Similarly, Pinky Devi, 30, a mother of three from Nalanda district of Bihar, has been part of a self-help group since 2009 organised by JEEViKA, a partner organisation of Digital Green.
She said: "After attending these video disseminations, around 50 farmers in my village have adopted the practice of System of Rice Intensification and 35 have kitchen gardens in their homes increasing their farm output and gaining food security and ensuring nutritious food for their families."
"Yet challenges remain," said Mr Gandhi. "The prime one, ensuring the quality of the approach, especially as it is scaled to reach more than one million farmers - men and principally women. Our approach ultimately depends on people - from those involved in producing videos to those facilitating their screening to farmers themselves - so we have focused on developing systems, such as a management information system that works online and offline to monitor activities in the field and a mobile, video-based courseware platform to train and assess the skills of extension agents."
Partnering for progress
Digital Green partners social and government organisations which are working with rural communities.
"Our approach is geared to magnify their reach and increase the uptake of the practices they are promoting. We've found this can improve the cost-effectiveness of existing agricultural development programmes by a factor of 10 times, per rupee spent," justifies Mr Gandhi.
Since 2008, Digital Green has partnered more than 50 organisations, including government agencies, NGOs, and private agribusiness.
Its partners typically fund the operational costs of its approach, including buying cameras and mobile projectors as well as involving their field personnel in the day-to-day activities of producing and screening videos.
Digital Green's in-house teams develop technology tools and training materials to support its partners.
Having been designated a National Support Organisation by the National Rural Livelihood Mission of the Government of India, Digital Green has managed to forge a partnership with the Ministry of Agriculture of Ethiopia, which enabled it to expand its approach.

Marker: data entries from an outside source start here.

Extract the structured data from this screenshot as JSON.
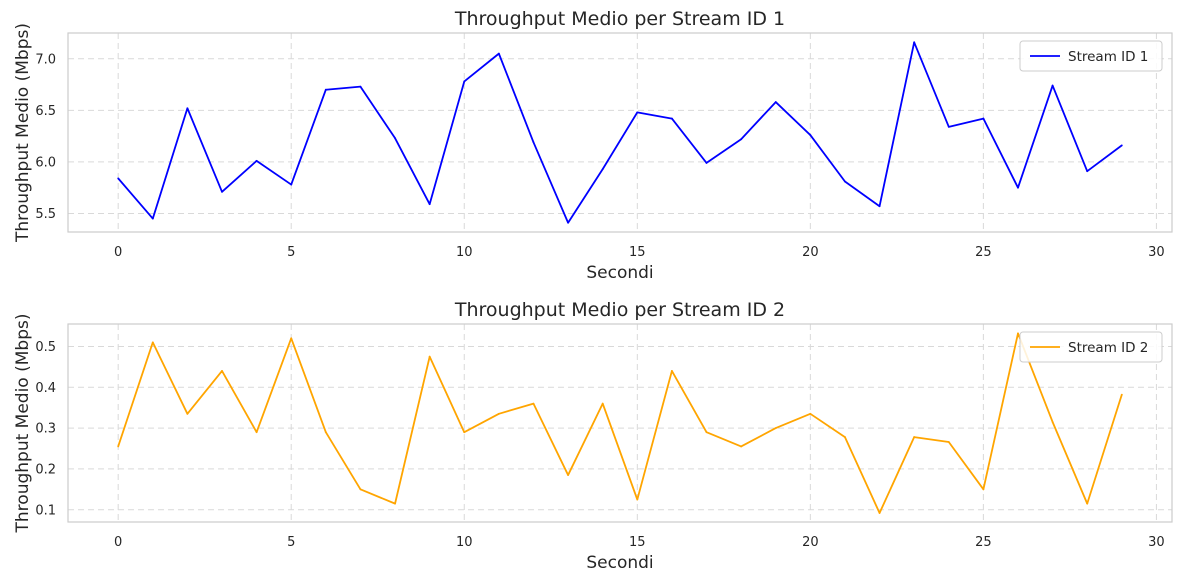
{
  "chart_data": [
    {
      "type": "line",
      "title": "Throughput Medio per Stream ID 1",
      "xlabel": "Secondi",
      "ylabel": "Throughput Medio (Mbps)",
      "xlim": [
        -1.45,
        30.45
      ],
      "ylim": [
        5.32,
        7.25
      ],
      "xticks": [
        0,
        5,
        10,
        15,
        20,
        25,
        30
      ],
      "yticks": [
        5.5,
        6.0,
        6.5,
        7.0
      ],
      "ytick_labels": [
        "5.5",
        "6.0",
        "6.5",
        "7.0"
      ],
      "grid": true,
      "legend_position": "top-right",
      "series": [
        {
          "name": "Stream ID 1",
          "color": "#0000ff",
          "x": [
            0,
            1,
            2,
            3,
            4,
            5,
            6,
            7,
            8,
            9,
            10,
            11,
            12,
            13,
            14,
            15,
            16,
            17,
            18,
            19,
            20,
            21,
            22,
            23,
            24,
            25,
            26,
            27,
            28,
            29
          ],
          "values": [
            5.84,
            5.45,
            6.52,
            5.71,
            6.01,
            5.78,
            6.7,
            6.73,
            6.23,
            5.59,
            6.78,
            7.05,
            6.19,
            5.41,
            5.93,
            6.48,
            6.42,
            5.99,
            6.22,
            6.58,
            6.26,
            5.81,
            5.57,
            7.16,
            6.34,
            6.42,
            5.75,
            6.74,
            5.91,
            6.16
          ]
        }
      ]
    },
    {
      "type": "line",
      "title": "Throughput Medio per Stream ID 2",
      "xlabel": "Secondi",
      "ylabel": "Throughput Medio (Mbps)",
      "xlim": [
        -1.45,
        30.45
      ],
      "ylim": [
        0.07,
        0.555
      ],
      "xticks": [
        0,
        5,
        10,
        15,
        20,
        25,
        30
      ],
      "yticks": [
        0.1,
        0.2,
        0.3,
        0.4,
        0.5
      ],
      "ytick_labels": [
        "0.1",
        "0.2",
        "0.3",
        "0.4",
        "0.5"
      ],
      "grid": true,
      "legend_position": "top-right",
      "series": [
        {
          "name": "Stream ID 2",
          "color": "#ffa500",
          "x": [
            0,
            1,
            2,
            3,
            4,
            5,
            6,
            7,
            8,
            9,
            10,
            11,
            12,
            13,
            14,
            15,
            16,
            17,
            18,
            19,
            20,
            21,
            22,
            23,
            24,
            25,
            26,
            27,
            28,
            29
          ],
          "values": [
            0.255,
            0.51,
            0.335,
            0.44,
            0.29,
            0.52,
            0.29,
            0.15,
            0.115,
            0.475,
            0.29,
            0.335,
            0.36,
            0.185,
            0.36,
            0.125,
            0.44,
            0.29,
            0.255,
            0.3,
            0.335,
            0.278,
            0.092,
            0.278,
            0.266,
            0.15,
            0.532,
            0.315,
            0.115,
            0.382
          ]
        }
      ]
    }
  ]
}
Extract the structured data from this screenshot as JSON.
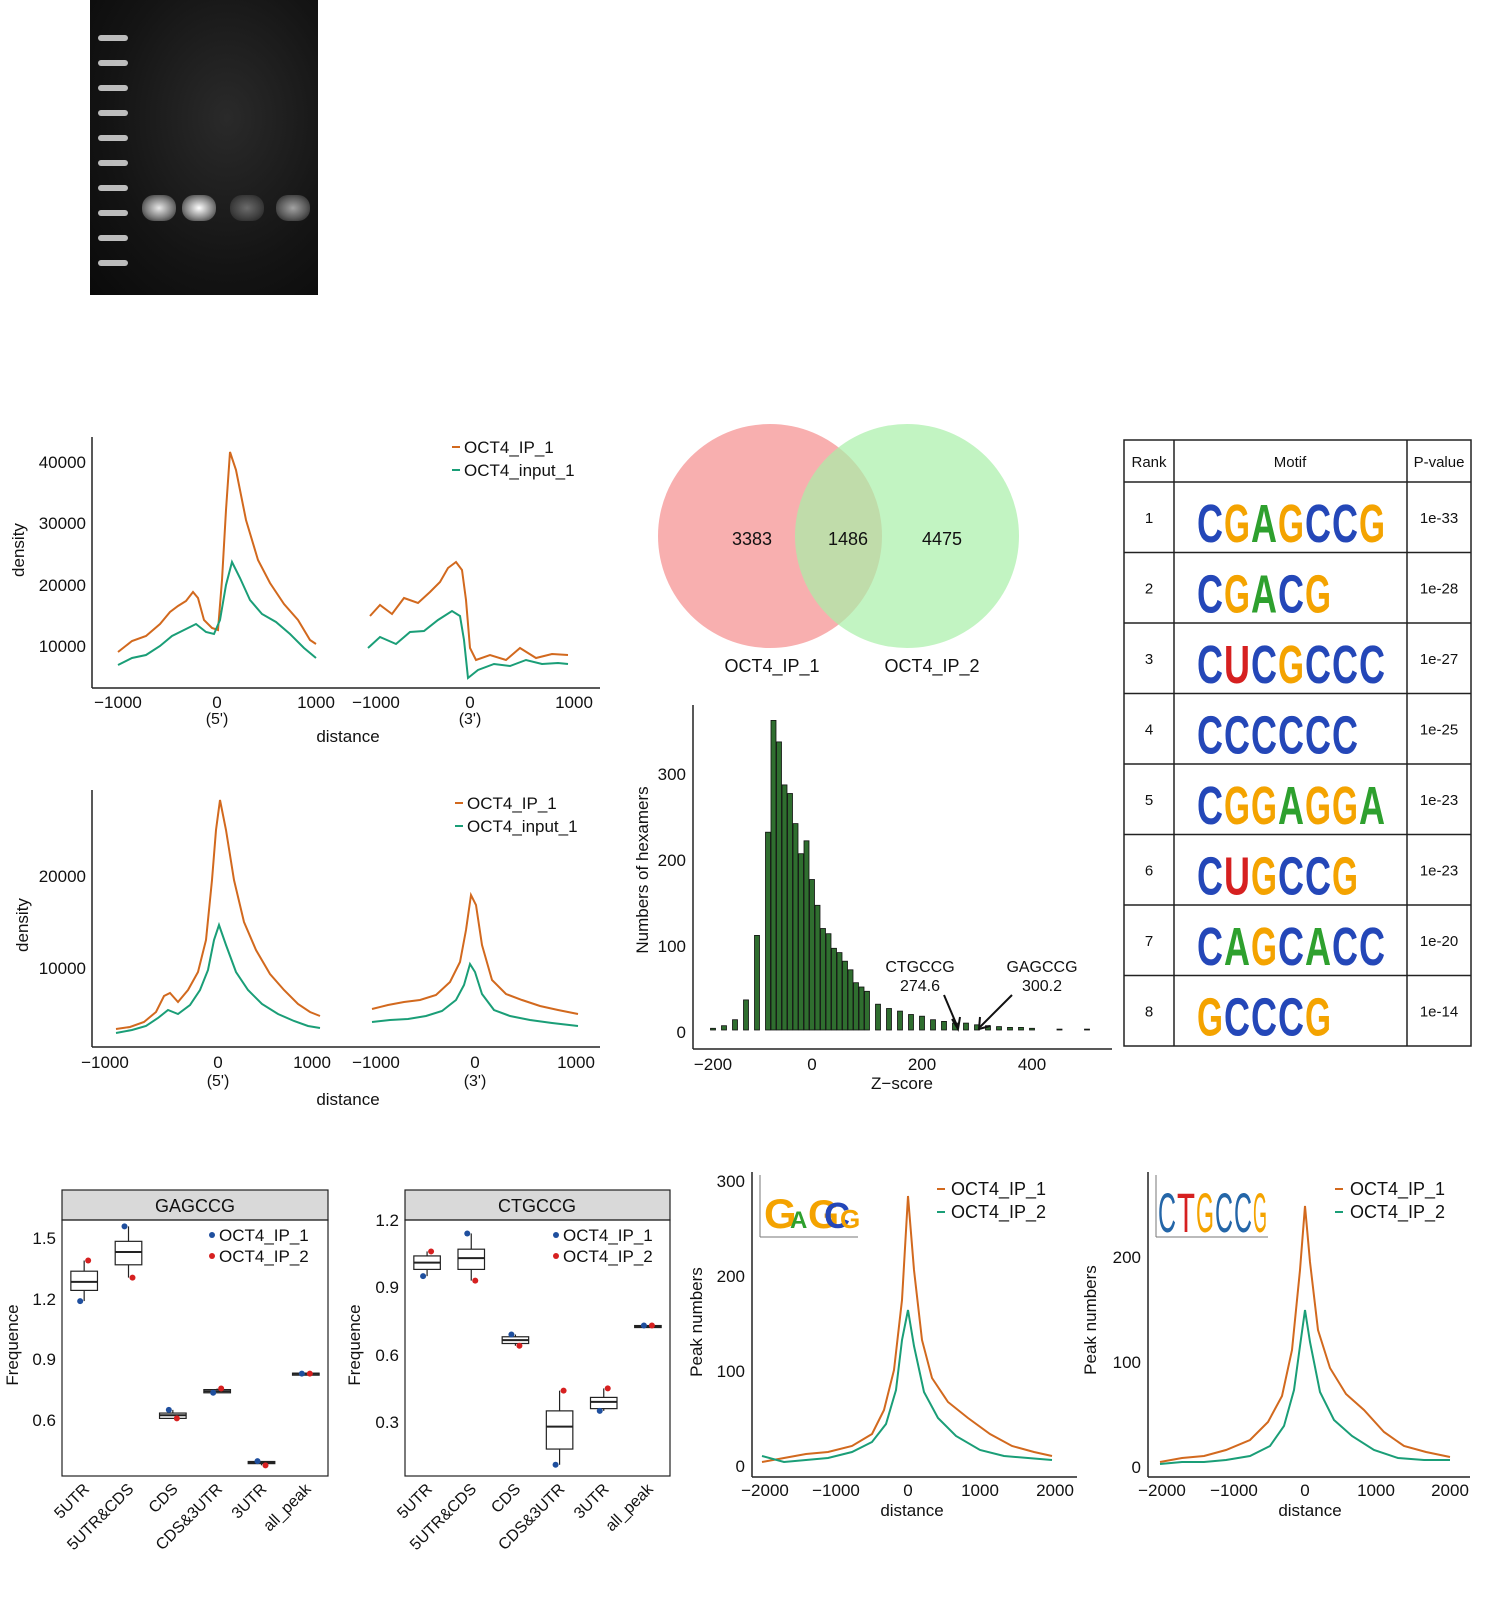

They have produced more than 5,000 videos in 28 languages across more than 17,000 villages.
Currently working in nine states in India as well as in Nepal and countries such as Ethiopia, Ghana, Guinea, Ivory Coast, Senegal, Burkina Faso and Tanzania, Digital Green has plans to work in more Asian, African and Latin American countries.
Thus, for Mr Gandhi the hugely rewarding experience lies in realising that "the so-called developed and developing world divide can't be closed by technology alone".
He said: "It is the sparks of curiosity to learn and to create role models that participatory video and grassroots-level partnerships can enable. Farmers are empowered to take their 'one small step' toward improving their lives and of those around them."
"We want to expand in India and a few other countries in Asia and Africa. We're also very excited about evolving a new five year strategy (2017-2022), where we want to focus on really making a lasting impact in the lives of the small-holder farmers and make ourselves more accountable to them.
"The strategy formulation, which is still underway, is focused on strengthening the existing extension systems, going beyond the extension systems by exploring other innovations such as value chain and market linkages and strengthening our Monitoring, Learning & Evaluation systems to capture the impact on the ground," he said.